CumhurBayburtlulaştıramadıklarımızdanmışsınız!
Duydum ki iktidar bu sefer % 80’lik adanmışlığı ödüllendirip, Bayburt’a nihayet sürdürülebilir yatırım yapacakmış.
İyi güzel de, isterseniz altından köşk yaptırın. Akıl ve para bulduğu ilk fırsatta yine ordan firar eder. Edemezse de aklı hep dışarda olur!
Çünkü farkında olsanız da olmasanız da, seçilmişi de atanmışı da tek ölçüyle değerlendiriyorsunuz. Çünkü orda yaşayana tek tip giydirilmiş bir hayat dayatıyorsunuz. Çünkü sadece inşaata odaklanmışsınız. Çünkü muhalif fikri öğrenerek değil sadece önyargılarınızla değerlendiriyorsunuz.
İsterseniz direklerinizi altından, yelkenlerinizi atlastan yaptırın, farketmez. Çünkü orda görünmez bir şehir baskısı imal etmişsiniz.
İsterseniz Cumhurbaşbakanınız, başbakanınız, bakanlarınız vaadler getirsin. Şehirde yok ettiklerinizi geri getiremezsiniz.
İsterseniz kişi başına şu kadar para düşürün, bir işe yaramaz. Çünkü kafayı sadece kalkınmaya takmışsınız. Bu yüzden ordaki yaşama isteğini yıpratıyor, şehre sadakati ıskalıyorsunuz.
Size bir şey söyleyeyim mi? İsveç’de de Birleşik Arap Emirliği’nde de kişi başına düşen gelir yıllık 66 bin dolarmış? İnsanları ikisine de götürün gezdirin bakalım hangisinde yaşamak istiyorlar?
Öyle sadece ele geçecek paraya odaklanmak, kenti lunapark gibi dekore etmek, Çoruh’u su kanalına çevirmek, tek katlı evin arsasına dipdibe apartmanlar dikmek, insanları bir kente bağlamaz. Görün bakın sonunda o apartmanların sahipleri de ordan kaçar.

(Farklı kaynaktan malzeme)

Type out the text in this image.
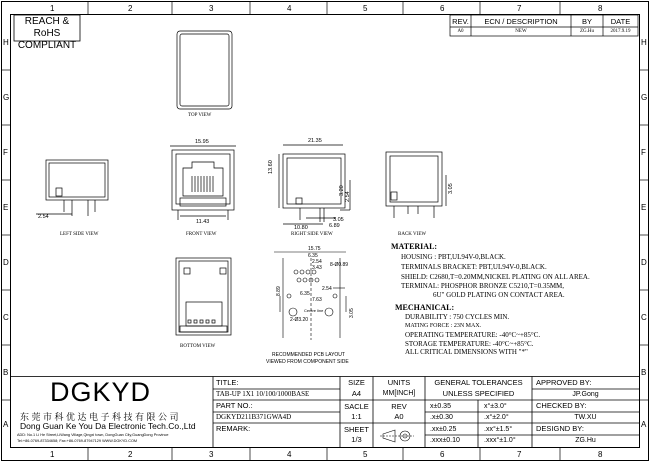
1	2	3	4	5	6	7	8
1	2	3	4	5	6	7	8
H
G
F
E
D
C
B
A
H
G
F
E
D
C
B
A
REACH & RoHS
COMPLIANT
REV.	ECN / DESCRIPTION	BY	DATE
A0	NEW	ZG.Hu	2017.9.19
TOP VIEW
LEFT SIDE VIEW	FRONT VIEW	RIGHT SIDE VIEW	BACK VIEW
BOTTOM VIEW
RECOMMENDED PCB LAYOUT
VIEWED FROM COMPONENT SIDE
15.95
11.43
2.54
21.35
13.60
10.80
3.05
6.89
3.20
2.54
3.05
15.75
6.35
2.54
3.43
8.89
7.63
6.35
2.54
8-Ø0.89
2-Ø3.20
3.05
Centre line
MATERIAL:
HOUSING : PBT,UL94V-0,BLACK.
TERMINALS BRACKET: PBT,UL94V-0,BLACK.
SHIELD: C2680,T=0.20MM,NICKEL PLATING ON ALL AREA.
TERMINAL: PHOSPHOR BRONZE C5210,T=0.35MM,
6U" GOLD PLATING ON CONTACT AREA.
MECHANICAL:
DURABILITY : 750 CYCLES MIN.
MATING FORCE : 23N MAX.
OPERATING TEMPERATURE: -40°C~+85°C.
STORAGE TEMPERATURE: -40°C~+85°C.
ALL CRITICAL DIMENSIONS WITH "*"
DGKYD
东 莞 市 科 优 达 电 子 科 技 有 限 公 司
Dong Guan Ke You Da Electronic Tech.Co.,Ltd
ADD: No.1 Li He Street,LiWang Village,Qingxi town, DongGuan City,GuangDong Province
Tel:+86-0769-87334658; Fax:+86-0769-87947129 WWW.DGKYD.COM
TITLE:
TAB-UP 1X1 10/100/1000BASE
PART NO.:
DGKYD211B371GWA4D
REMARK:
SIZE
A4
SACLE
1:1
SHEET
1/3
UNITS
MM[INCH]
REV
A0
GENERAL TOLERANCES
UNLESS SPECIFIED
x±0.35	x°±3.0°
.x±0.30	.x°±2.0°
.xx±0.25	.xx°±1.5°
.xxx±0.10	.xxx°±1.0°
APPROVED BY:
JP.Gong
CHECKED BY:
TW.XU
DESIGND BY:
ZG.Hu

Siz bütün bunları bırakın, memleketimizi yaşanılır yer yapma derdinde olun.
Siz kentin altyapısına, orda yenilenin içilenin denetimine, temizliğine dikkat kesilin.

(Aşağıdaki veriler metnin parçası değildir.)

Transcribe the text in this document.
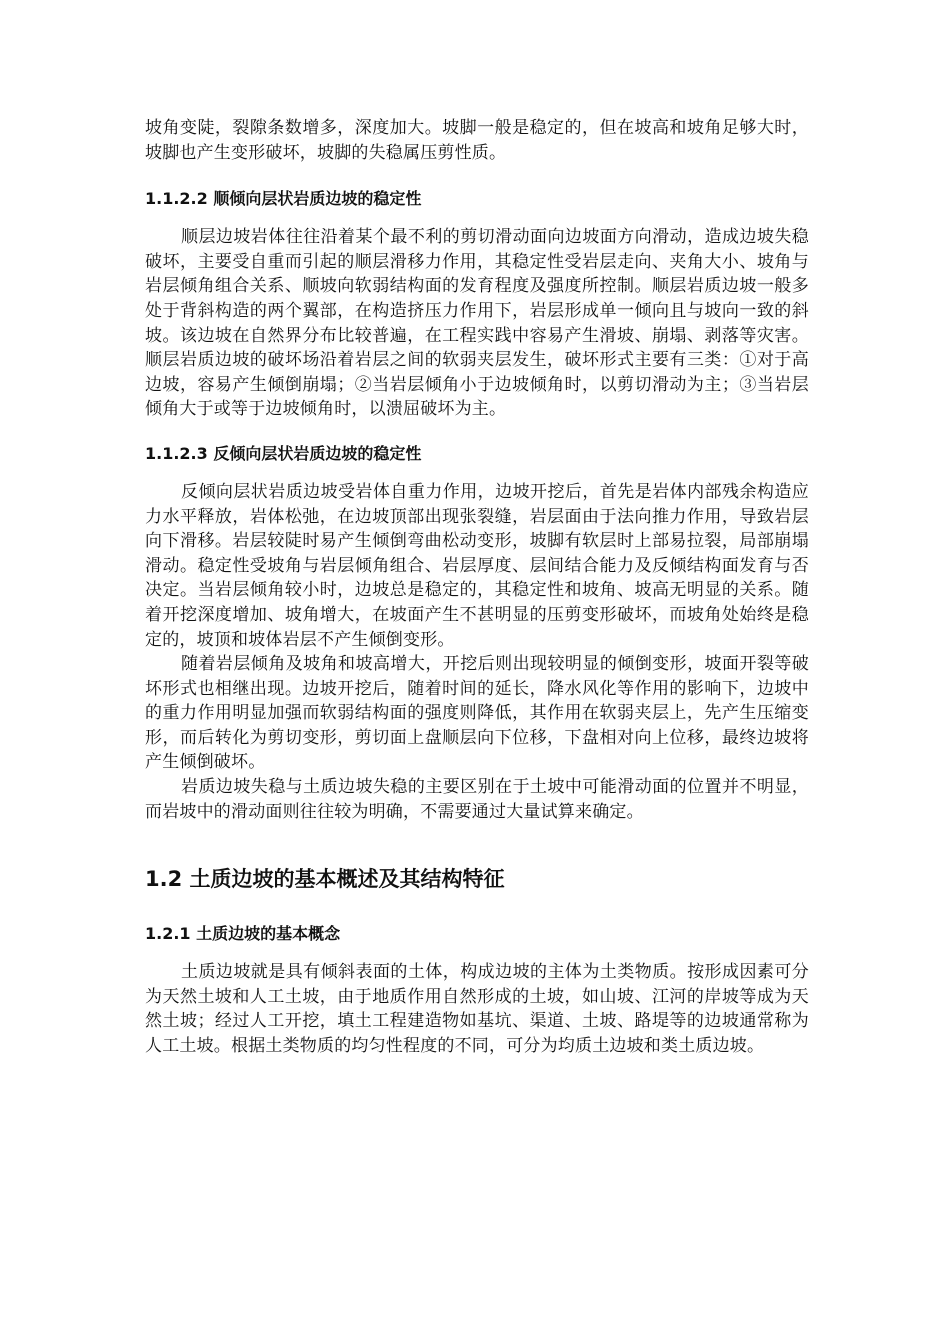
坡角变陡，裂隙条数增多，深度加大。坡脚一般是稳定的，但在坡高和坡角足够大时，坡脚也产生变形破坏，坡脚的失稳属压剪性质。

1.1.2.2 顺倾向层状岩质边坡的稳定性

顺层边坡岩体往往沿着某个最不利的剪切滑动面向边坡面方向滑动，造成边坡失稳破坏，主要受自重而引起的顺层滑移力作用，其稳定性受岩层走向、夹角大小、坡角与岩层倾角组合关系、顺坡向软弱结构面的发育程度及强度所控制。顺层岩质边坡一般多处于背斜构造的两个翼部，在构造挤压力作用下，岩层形成单一倾向且与坡向一致的斜坡。该边坡在自然界分布比较普遍，在工程实践中容易产生滑坡、崩塌、剥落等灾害。顺层岩质边坡的破坏场沿着岩层之间的软弱夹层发生，破坏形式主要有三类：①对于高边坡，容易产生倾倒崩塌；②当岩层倾角小于边坡倾角时，以剪切滑动为主；③当岩层倾角大于或等于边坡倾角时，以溃屈破坏为主。

1.1.2.3 反倾向层状岩质边坡的稳定性

反倾向层状岩质边坡受岩体自重力作用，边坡开挖后，首先是岩体内部残余构造应力水平释放，岩体松弛，在边坡顶部出现张裂缝，岩层面由于法向推力作用，导致岩层向下滑移。岩层较陡时易产生倾倒弯曲松动变形，坡脚有软层时上部易拉裂，局部崩塌滑动。稳定性受坡角与岩层倾角组合、岩层厚度、层间结合能力及反倾结构面发育与否决定。当岩层倾角较小时，边坡总是稳定的，其稳定性和坡角、坡高无明显的关系。随着开挖深度增加、坡角增大，在坡面产生不甚明显的压剪变形破坏，而坡角处始终是稳定的，坡顶和坡体岩层不产生倾倒变形。

随着岩层倾角及坡角和坡高增大，开挖后则出现较明显的倾倒变形，坡面开裂等破坏形式也相继出现。边坡开挖后，随着时间的延长，降水风化等作用的影响下，边坡中的重力作用明显加强而软弱结构面的强度则降低，其作用在软弱夹层上，先产生压缩变形，而后转化为剪切变形，剪切面上盘顺层向下位移，下盘相对向上位移，最终边坡将产生倾倒破坏。

岩质边坡失稳与土质边坡失稳的主要区别在于土坡中可能滑动面的位置并不明显，而岩坡中的滑动面则往往较为明确，不需要通过大量试算来确定。

1.2 土质边坡的基本概述及其结构特征
1.2.1 土质边坡的基本概念

土质边坡就是具有倾斜表面的土体，构成边坡的主体为土类物质。按形成因素可分为天然土坡和人工土坡，由于地质作用自然形成的土坡，如山坡、江河的岸坡等成为天然土坡；经过人工开挖，填土工程建造物如基坑、渠道、土坡、路堤等的边坡通常称为人工土坡。根据土类物质的均匀性程度的不同，可分为均质土边坡和类土质边坡。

Size benzemeyenlerin yaşam alanını daraltmayın.
Siz insanların kendileri olmalarına fırsat verin, taleplerine saygı duyun.
Siz öğrencileri, memurları görünmez bir şehir baskısı altında tutmayın.
Sizden farklı düşünen, davranan, yaşayanların özgürlüğüne hak tanıyın.
Bırakın herkes kendi gibi yaşasın. Kimse kimsenin yaşamının sınırlarını çizmesin.
Ve asıl bunlardan da önemlisi siz eğitimin toplam kalitesini sorgulayın, yükseltmenin peşine düşün!
Yani orayı sadece kalkınmış değil gelişmiş bir yer yapma derdinde olun.
Olmayacaksanız da bırakın başkaları öneride bulunsun. Baskı kursun. Eleştirsin ve model göstersin.
Yoksa bu gidişle orda yaşarsınız ama Bayburtlu olamazsınız ki. Her sabah aklınız başka kentlerde olur. Fırsatı ve parayı bulduğunuzda da ver elini..
Bir kenti korumak, sevmek, derdine düşmek illa sadece orda yaşamakla olmaz. Sizler Bayburt’ta yaşayıp ta kentinizin doğasına, kültürüne, geçmişine ve geleceğine sahip çıkmıyorsanız ha orda oturmuşsunuz ha Fizan’da..
İnanın her gelişimde sizi, akrabalarımı, Çoruh’u, ordaki doğal, yapısal ve kültürel tahribatı gördükçe çaresizlikten içim acıyor.
Bunları önemsemeyen tek yanlı değerlendirmeleriniz, düşünsel tutsaklığınızdan besleniyor. Küçük iyilik ve iyileştirmeler karşılığında geleceğinizi ipotek ediyorsunuz.
Torunlarınıza yazık! Ve zihniyet değişimine kapalı olduğunuzda yapısal değişimler hayal oluyor. Allah aşkına artık gözünüz açılsın!
Bayburt’ta ‘tıkırı’ yerinde olduğu halde orayı terketmiş bazı hemşerilerime dışarda rastlıyorum. Çoğu asla bi daha orayı görmek istemediğini söylüyor. İşin garibi sizin savunduğunuz fikirleri ve yaşam biçimini savunarak bunu söylüyorlar.
O zaman sadece “siz de Bayburtlulaştıramadıklarımızdanmışsınız” diyorum! Başka bir şey demiyorum.